La famiglia, inoltre, ad oggi non sembra più essere depositaria del mandato sociale alla creazione del futuro cittadino ma, con l’erosione della solidarietà comunitaria e la contrazione della fiducia nel cosiddetto prossimo, si è giunti a una riduzione della comunità in micro nuclei famigliari, spesso isolati e non solidali tra loro, e l’obiettivo educativo dei genitori sembra essere diventato, anzitutto, “creare” figli felici – talvolta ad ogni costo –, capaci di affermarsi nella vita.
Ovviamente, l’obiettivo della felicità rappresenta il lusso di una società che parrebbe aver risolto alcuni dei suoi bisogni di base (ma è così?…), potendo quindi consentirsi di dedicare le proprie energie alla soddisfazione personale e all’autorealizzazione.
Porsi l’obiettivo di essere felici e di crescere figli felici mi sembra, ovviamente, un sacrosanto diritto.
Tuttavia, come sempre, la questione è più complessa.
Se infatti la felicità e l’affermazione della propria traiettoria di vita diventano l’indicazione e la motivazione fondante ed esclusiva a guida dei propri passi, il rischio è quello di non concepire più le comunità e i contesti di appartenenza – e le regole e limiti che li strutturano – come le condizioni che consentono l’espressione di sé ma solo come dei lacci che ne impediscono l’irrinunciabile espansione.

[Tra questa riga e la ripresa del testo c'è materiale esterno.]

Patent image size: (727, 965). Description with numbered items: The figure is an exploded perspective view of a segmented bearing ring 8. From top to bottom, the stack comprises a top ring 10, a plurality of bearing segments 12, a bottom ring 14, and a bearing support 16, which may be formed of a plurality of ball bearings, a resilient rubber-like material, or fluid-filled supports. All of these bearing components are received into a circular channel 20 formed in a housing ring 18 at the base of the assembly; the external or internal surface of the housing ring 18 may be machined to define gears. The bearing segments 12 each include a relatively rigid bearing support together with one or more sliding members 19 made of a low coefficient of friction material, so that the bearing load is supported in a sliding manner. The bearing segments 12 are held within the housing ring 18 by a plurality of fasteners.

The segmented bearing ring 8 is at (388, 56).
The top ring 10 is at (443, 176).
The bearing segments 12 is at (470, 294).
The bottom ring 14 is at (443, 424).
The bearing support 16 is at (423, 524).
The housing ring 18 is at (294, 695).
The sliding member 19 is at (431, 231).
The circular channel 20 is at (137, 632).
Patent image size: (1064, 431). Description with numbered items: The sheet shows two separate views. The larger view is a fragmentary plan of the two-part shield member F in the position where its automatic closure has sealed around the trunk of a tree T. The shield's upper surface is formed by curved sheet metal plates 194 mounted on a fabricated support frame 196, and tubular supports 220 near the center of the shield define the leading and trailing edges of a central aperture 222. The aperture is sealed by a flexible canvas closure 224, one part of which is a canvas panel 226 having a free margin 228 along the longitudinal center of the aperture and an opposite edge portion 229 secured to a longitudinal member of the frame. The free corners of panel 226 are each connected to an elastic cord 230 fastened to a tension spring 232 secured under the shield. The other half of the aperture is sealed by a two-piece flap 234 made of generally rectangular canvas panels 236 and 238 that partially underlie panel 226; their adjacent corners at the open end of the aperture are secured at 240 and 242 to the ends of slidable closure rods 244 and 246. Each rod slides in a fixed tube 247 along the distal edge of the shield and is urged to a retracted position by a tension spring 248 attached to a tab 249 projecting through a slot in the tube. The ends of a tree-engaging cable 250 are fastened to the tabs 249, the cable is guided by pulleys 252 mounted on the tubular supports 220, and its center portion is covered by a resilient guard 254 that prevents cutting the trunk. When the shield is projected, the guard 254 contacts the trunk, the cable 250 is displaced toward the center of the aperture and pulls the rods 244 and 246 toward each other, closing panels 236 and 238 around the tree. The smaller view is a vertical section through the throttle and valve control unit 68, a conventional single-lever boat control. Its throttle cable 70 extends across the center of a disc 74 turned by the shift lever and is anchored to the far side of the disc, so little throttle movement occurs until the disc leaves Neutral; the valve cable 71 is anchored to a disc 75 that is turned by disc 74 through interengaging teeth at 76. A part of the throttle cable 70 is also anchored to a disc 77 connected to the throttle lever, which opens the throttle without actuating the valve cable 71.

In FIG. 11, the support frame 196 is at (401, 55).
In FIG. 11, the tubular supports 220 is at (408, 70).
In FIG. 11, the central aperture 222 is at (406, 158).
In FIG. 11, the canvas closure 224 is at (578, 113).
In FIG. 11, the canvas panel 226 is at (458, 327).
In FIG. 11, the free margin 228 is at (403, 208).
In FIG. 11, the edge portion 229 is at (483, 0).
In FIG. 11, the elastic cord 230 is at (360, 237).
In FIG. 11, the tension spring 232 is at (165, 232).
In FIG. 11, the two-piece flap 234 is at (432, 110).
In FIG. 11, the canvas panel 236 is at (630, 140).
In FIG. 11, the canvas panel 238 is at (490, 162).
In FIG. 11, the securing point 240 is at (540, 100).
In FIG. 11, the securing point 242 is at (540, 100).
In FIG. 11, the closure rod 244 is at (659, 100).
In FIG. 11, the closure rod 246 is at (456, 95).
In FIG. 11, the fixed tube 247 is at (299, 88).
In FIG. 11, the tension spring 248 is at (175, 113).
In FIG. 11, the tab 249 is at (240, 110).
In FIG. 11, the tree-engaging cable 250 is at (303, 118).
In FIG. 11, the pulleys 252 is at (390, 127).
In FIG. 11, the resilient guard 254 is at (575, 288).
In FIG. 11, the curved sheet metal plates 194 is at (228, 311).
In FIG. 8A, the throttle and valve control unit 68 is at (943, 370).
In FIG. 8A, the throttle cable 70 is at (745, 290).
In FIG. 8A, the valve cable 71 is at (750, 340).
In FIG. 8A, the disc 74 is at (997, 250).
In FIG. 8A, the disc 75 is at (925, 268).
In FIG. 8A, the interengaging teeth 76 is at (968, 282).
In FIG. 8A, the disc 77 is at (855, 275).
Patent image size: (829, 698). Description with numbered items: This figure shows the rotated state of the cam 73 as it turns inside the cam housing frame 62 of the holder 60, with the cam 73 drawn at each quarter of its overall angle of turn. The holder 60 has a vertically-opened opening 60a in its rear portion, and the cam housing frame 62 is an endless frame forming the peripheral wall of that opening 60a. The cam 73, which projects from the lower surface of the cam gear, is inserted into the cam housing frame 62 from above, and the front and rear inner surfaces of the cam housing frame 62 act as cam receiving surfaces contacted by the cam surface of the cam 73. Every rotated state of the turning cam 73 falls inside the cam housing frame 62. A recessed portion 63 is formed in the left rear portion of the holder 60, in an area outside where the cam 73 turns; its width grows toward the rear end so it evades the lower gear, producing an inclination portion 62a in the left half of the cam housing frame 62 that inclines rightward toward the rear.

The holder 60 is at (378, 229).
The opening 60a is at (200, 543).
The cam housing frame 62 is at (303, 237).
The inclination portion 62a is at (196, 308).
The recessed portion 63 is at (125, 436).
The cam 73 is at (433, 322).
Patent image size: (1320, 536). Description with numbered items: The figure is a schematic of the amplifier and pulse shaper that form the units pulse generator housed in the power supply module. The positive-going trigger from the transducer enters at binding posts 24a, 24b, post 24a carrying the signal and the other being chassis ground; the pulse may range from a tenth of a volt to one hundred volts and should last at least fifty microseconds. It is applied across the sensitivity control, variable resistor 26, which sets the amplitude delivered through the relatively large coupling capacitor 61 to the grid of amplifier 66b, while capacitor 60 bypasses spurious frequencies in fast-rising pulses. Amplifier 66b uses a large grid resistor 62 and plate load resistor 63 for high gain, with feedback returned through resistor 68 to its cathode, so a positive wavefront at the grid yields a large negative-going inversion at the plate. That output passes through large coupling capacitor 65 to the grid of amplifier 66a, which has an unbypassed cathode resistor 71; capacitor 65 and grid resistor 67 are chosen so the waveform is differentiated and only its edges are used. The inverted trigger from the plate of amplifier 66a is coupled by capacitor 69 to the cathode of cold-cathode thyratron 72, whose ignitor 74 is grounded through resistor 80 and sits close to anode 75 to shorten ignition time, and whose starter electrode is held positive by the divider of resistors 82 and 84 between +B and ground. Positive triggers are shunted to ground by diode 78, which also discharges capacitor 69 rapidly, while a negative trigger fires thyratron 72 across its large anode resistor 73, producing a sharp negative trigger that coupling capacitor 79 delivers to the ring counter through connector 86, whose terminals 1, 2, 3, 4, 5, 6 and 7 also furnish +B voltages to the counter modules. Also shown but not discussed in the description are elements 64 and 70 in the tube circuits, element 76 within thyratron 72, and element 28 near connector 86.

Le regole, ovviamente, si possono contestare e rinegoziare, ma sono base imprescindibile perché vi siano legami ed esistenza.
Molto spesso, assistiamo a comportamenti dirompenti dei ragazzi, all’espressione disregolata delle emozioni, alla esplosiva reattività di alcune condotte. Altrettanto spesso, dietro alcuni di questi, si nasconde una disperata e maldestra richiesta di confini, indicazioni, presenze autorevoli – non autoritarie – e adulte.
Credo, non in opposizione alla ricerca della felicità ma proprio per renderla autenticamente possibile e reale, che ad affiancare questo obiettivo educativo – sostenere i figli ad autorizzarsi e coltivare i propri talenti, ad allinearsi a ciò che veramente conta per loro – si debba porre, necessariamente, un ulteriore obiettivo: portare le nuove generazioni ad accogliere il fatto che l’affermazione di sé è veramente possibile solo entro una struttura e un contesto sociale e grazie a dei princìpi che ne regolano il funzionamento.
E’ una grande occasione. Siamo in una fase storica difficile ma di grandi prospettive: abbiamo i mezzi e le risorse – se correttamente impiegati – per vivere una vita significativa; abbiamo liberato la persona, quantomeno in riferimento agli eventi storici degli ultimi 60 anni alle nostre latitudini, dalla cappa del conformismo, aprendo alla possibilità di ciascuno di essere se stesso.
Per portare a compimento e mettere nella giusta prospettiva l’opera educativa, il tassello necessario e mancante – che richiede fede e pazienza, esempi e coraggio degli adulti – mi sembra possa essere consentire ai ragazzi di imparare a gestire questa libertà in accordo ai necessari limiti dell’umano e dell’esistenza in quanto tale, impedendo che il personale diritto alla felicità veda nell’annientamento dell’altro e delle regole le condizioni necessarie alla sua affermazione.